O eixo cinco, denominado “saúde mental nas relações familiares”, parte novamente do suposto de que vínculos familiares bem ajustados e equilibrados redundam em pessoas saudáveis e sociedade
integrada. O eixo dá especial atenção a fenômenos complexos como o suicídio e a automutilação, tratando-os como eventos cujo combate depende da natureza e estado das relações entre os membros da família. Pretende-se levantar o perfil da família que tenha membros “em sofrimento emocional” para detectar “fatores de risco e de prevenção” do suicídio e da automutilação. Esta proposta alinha-se com a metodologia “Famílias Fortes” da SNF, voltada para famílias com crianças e adolescentes entre 10 e 14 anos, que visa estreitar a “comunicação” entre pais e filhos como forma de preservação da “harmonia familiar”, através de encontros mediados. Temos diagnósticos claros sobre os limites desse tipo de abordagem que, ao fim e ao cabo, mais esconde do que revela as dinâmicas de maus tratos e abusos sobre crianças, adolescentes, mulheres e idosos.

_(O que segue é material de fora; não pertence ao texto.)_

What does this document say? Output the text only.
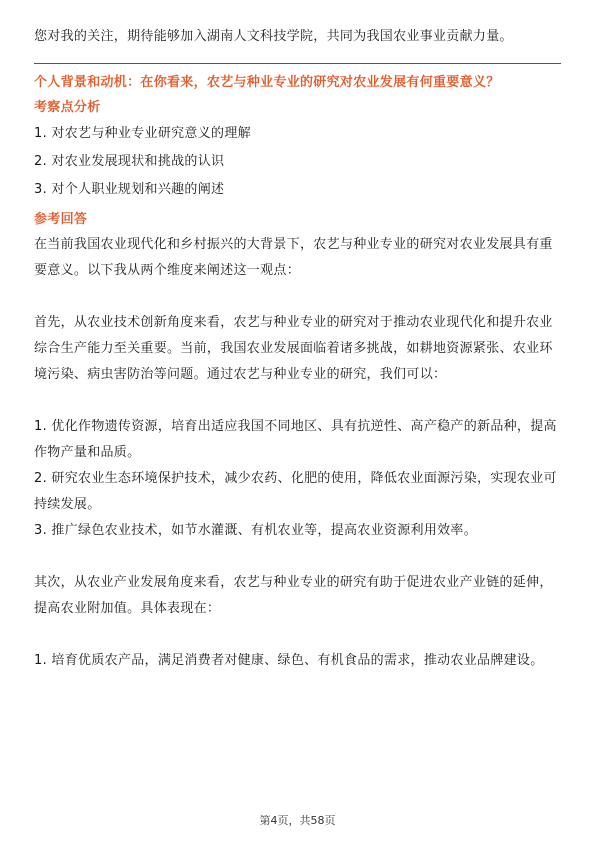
您对我的关注，期待能够加入湖南人文科技学院，共同为我国农业事业贡献力量。

个人背景和动机：在你看来，农艺与种业专业的研究对农业发展有何重要意义？

考察点分析

1. 对农艺与种业专业研究意义的理解

2. 对农业发展现状和挑战的认识

3. 对个人职业规划和兴趣的阐述

参考回答

在当前我国农业现代化和乡村振兴的大背景下，农艺与种业专业的研究对农业发展具有重要意义。以下我从两个维度来阐述这一观点：

首先，从农业技术创新角度来看，农艺与种业专业的研究对于推动农业现代化和提升农业综合生产能力至关重要。当前，我国农业发展面临着诸多挑战，如耕地资源紧张、农业环境污染、病虫害防治等问题。通过农艺与种业专业的研究，我们可以：

1. 优化作物遗传资源，培育出适应我国不同地区、具有抗逆性、高产稳产的新品种，提高作物产量和品质。

2. 研究农业生态环境保护技术，减少农药、化肥的使用，降低农业面源污染，实现农业可持续发展。

3. 推广绿色农业技术，如节水灌溉、有机农业等，提高农业资源利用效率。

其次，从农业产业发展角度来看，农艺与种业专业的研究有助于促进农业产业链的延伸，提高农业附加值。具体表现在：

1. 培育优质农产品，满足消费者对健康、绿色、有机食品的需求，推动农业品牌建设。

第4页，共58页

O eixo seis, “Projeção Econômica das Famílias”, tem a pretensão de fazer uma avaliação “definitiva” dos benefícios econômicos direcionados às famílias, em especial os programas de transferência de renda. Deliberadamente ignorando as pesquisas nacionais e comparativas que comprovam a importância deste tipo de políticas para o bem-estar das famílias de diversos países, o MMFDH quer avaliar o “impacto” e a “viabilidade” desses benefícios no Brasil. Ao mesmo tempo, esse governo incentiva o desmonte do Sistema Único de Assistência Social (SUAS). Para que financiar pesquisa sobre transferência de renda quando o cadastro único tem sido desmantelado?
Para a RedeGen o edital “Família e Políticas Públicas” representa um retrocesso em relação às conquistas de pesquisas e políticas públicas que se debruçaram sobre as famílias brasileiras. Sem reconhecer e enfrentar as desigualdades de gênero, de raça/etnia e de classe que imperam no país o Estado não terá condições de prover apoio/proteção social aos que necessitam. Ao contrário do que afirma, este edital reforça a desproteção das famílias e seus integrantes.
Imagem: s/ título, Helena Almeida, 2010.